Effects of Lantana camara (L.) invasion on the native vegetation of Gonarezhou National Park, Zimbabwe
The study assessed the impact of Lantana camara (L) invasion on native vegetation of the northern part of Gonarezhou National Park (GNP), Zimbabwe. Stratified random sampling using three categories ; uninvaded, moderately invaded and heavily invaded, was employed. The distribution of L. camara in the northern part of Gonarezhou National Park was mapped using GIS. Parameters measured for native vegetation included basal area, woody plant density, canopy and herbaceous cover. Species diversity (H') and species richness (S) were determined in each category. Lantana camara was found to be most prevalent among the riparian vegetation and in the low-lying areas of the northern part of GNP. A total of 41 native woody species and 2 native herbaceous species were identified in the study area.
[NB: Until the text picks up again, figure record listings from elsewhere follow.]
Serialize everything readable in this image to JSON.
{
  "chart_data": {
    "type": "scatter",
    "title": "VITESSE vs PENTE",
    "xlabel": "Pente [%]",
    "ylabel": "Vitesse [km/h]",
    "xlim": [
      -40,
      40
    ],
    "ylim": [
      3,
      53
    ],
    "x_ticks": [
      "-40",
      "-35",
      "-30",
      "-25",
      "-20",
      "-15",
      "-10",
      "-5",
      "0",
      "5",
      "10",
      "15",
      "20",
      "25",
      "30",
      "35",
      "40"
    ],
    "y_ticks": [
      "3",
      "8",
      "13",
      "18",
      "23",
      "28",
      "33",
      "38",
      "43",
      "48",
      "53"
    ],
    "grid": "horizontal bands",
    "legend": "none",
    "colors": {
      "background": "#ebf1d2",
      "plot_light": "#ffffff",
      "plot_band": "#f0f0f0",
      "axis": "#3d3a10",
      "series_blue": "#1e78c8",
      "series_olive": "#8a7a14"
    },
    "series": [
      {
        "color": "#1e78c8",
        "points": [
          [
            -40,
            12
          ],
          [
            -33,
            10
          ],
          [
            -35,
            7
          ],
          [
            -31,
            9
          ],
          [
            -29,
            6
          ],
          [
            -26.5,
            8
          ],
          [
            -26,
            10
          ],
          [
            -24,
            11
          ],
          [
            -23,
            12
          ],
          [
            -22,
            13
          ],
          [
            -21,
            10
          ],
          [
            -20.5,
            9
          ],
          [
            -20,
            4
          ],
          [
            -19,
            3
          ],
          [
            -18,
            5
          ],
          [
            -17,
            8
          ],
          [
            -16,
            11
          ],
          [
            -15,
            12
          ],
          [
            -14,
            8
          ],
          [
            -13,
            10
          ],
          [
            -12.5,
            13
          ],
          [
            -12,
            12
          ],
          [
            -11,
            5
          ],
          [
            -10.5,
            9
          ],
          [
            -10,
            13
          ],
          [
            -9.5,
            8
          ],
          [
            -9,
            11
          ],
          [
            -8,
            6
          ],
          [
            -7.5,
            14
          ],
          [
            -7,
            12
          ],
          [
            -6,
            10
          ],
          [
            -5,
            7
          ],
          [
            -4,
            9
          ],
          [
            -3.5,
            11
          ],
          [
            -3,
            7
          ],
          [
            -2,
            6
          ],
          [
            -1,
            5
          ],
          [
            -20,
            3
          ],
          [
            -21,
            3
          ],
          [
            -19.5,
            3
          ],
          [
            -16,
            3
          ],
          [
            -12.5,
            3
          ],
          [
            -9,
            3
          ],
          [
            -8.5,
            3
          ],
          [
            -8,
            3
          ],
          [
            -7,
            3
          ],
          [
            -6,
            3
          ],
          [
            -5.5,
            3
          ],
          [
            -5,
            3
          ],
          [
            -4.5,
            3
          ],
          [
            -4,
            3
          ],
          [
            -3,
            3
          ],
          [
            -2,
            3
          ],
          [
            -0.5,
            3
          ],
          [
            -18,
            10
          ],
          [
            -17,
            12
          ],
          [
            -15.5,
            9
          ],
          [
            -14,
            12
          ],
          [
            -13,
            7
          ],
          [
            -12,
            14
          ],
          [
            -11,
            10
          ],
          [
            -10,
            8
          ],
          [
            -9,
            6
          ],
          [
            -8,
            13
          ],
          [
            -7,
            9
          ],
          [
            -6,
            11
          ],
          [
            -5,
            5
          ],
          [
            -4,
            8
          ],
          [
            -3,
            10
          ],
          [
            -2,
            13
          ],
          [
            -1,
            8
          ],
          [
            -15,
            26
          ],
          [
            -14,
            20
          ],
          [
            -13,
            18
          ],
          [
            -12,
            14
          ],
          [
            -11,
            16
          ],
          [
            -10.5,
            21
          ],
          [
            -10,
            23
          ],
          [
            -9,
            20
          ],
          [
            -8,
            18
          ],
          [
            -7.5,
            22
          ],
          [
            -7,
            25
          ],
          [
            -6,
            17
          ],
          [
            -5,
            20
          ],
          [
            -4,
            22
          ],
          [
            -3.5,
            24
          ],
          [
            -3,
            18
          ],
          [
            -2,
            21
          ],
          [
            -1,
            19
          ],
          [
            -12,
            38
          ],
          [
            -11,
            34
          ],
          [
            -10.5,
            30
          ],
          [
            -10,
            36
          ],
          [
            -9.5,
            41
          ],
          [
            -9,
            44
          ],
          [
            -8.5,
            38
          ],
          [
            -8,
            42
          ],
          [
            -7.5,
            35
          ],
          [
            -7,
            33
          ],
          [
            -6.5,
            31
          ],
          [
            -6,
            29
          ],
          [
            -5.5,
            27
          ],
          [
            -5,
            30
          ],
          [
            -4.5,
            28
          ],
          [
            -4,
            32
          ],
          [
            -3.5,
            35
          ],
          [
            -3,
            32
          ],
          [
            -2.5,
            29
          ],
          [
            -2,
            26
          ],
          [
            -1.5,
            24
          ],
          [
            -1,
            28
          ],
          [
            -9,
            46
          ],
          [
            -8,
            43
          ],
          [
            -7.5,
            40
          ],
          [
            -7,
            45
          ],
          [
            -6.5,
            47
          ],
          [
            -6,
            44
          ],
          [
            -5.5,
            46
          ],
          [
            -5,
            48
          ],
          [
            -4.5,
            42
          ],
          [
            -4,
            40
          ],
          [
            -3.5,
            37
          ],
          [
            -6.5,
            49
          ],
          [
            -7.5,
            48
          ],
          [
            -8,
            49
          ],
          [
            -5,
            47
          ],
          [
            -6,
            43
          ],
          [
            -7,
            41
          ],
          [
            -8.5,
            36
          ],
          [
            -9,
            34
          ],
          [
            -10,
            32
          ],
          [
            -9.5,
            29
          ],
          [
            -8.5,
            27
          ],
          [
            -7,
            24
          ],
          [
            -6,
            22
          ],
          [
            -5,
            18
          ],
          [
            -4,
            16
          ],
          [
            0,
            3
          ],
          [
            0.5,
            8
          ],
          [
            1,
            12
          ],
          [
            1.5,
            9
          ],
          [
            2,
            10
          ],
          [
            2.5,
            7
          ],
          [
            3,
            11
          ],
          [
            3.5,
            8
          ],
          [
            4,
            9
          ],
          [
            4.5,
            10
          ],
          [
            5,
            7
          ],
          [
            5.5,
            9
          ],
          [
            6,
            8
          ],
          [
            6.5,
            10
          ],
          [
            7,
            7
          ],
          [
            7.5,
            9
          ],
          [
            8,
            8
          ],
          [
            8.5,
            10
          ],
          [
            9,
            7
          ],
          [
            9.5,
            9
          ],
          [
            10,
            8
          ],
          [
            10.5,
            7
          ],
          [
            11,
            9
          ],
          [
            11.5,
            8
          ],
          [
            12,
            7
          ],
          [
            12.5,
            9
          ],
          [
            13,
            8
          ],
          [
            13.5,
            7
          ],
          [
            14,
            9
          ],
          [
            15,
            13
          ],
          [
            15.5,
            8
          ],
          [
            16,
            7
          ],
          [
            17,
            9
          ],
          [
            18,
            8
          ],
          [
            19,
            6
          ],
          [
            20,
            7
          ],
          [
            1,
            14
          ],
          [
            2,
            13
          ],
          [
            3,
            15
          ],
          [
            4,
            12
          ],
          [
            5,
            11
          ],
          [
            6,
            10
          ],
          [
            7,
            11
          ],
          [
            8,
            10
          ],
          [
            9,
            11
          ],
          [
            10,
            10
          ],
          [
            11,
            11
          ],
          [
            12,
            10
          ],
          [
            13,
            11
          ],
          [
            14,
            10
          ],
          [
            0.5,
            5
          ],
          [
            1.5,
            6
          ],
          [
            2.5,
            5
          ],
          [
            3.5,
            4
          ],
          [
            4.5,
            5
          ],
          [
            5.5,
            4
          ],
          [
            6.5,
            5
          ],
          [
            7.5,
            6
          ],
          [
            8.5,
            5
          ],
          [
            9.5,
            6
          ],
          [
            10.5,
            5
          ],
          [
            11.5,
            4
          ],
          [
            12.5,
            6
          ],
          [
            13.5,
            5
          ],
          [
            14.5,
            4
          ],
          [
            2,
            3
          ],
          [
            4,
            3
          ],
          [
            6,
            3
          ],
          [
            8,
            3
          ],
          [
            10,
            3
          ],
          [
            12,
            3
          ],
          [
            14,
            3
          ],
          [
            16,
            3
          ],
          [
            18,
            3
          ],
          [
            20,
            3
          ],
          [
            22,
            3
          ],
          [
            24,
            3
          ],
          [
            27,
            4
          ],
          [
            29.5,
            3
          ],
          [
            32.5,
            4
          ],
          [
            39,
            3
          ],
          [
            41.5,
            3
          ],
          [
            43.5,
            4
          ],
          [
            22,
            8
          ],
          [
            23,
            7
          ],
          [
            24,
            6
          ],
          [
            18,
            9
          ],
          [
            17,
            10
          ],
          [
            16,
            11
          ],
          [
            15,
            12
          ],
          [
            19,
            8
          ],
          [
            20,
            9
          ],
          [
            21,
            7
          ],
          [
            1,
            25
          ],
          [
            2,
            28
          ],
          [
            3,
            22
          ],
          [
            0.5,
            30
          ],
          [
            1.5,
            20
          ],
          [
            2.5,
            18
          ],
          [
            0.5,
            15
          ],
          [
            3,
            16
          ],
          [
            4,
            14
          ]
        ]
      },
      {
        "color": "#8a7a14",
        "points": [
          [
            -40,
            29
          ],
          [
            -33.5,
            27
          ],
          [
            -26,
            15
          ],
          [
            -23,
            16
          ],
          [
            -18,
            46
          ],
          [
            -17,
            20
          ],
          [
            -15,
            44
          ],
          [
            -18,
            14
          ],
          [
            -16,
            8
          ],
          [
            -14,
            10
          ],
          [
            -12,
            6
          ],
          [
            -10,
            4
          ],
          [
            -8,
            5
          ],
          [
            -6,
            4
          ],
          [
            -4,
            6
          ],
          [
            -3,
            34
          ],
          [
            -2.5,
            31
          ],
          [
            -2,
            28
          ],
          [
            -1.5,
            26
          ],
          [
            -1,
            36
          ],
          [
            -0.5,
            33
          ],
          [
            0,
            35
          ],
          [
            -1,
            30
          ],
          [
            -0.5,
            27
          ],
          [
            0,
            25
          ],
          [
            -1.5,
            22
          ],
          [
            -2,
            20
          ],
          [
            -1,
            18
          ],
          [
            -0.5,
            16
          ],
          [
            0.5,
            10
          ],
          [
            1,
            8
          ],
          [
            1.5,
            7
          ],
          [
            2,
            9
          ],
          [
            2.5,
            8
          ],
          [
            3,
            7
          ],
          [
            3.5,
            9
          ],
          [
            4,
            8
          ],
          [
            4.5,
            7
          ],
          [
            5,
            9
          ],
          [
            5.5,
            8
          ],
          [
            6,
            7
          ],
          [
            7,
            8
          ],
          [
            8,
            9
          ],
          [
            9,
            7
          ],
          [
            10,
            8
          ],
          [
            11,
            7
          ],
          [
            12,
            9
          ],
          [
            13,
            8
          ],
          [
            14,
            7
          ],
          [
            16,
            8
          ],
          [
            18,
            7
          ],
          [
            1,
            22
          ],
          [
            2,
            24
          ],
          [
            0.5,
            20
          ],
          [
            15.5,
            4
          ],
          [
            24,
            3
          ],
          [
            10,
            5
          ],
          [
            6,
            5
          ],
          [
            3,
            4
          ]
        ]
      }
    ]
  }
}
Basal area, canopy cover, herbaceous cover, woody plant density, H' and S of native vegetation significantly varied (P<0.05) across the categories of L. camara intensity. These variables were highest in the uninvaded category and lowest in the heavily invaded category. The uninvaded category was the most diverse (H'=1.334). The significant differences in vegetation variables suggest that L. camara is altering native vegetation structure and composition in GNP to the detriment of wildlife management. Effective control of L. camara in Gonarezhou National Park is therefore urgently required to enhance wildlife and biodiversity conservation in the area.
Keywords : Alien plants, Biodiversity, Invasive plants, Lantana camara, Vegetation composition.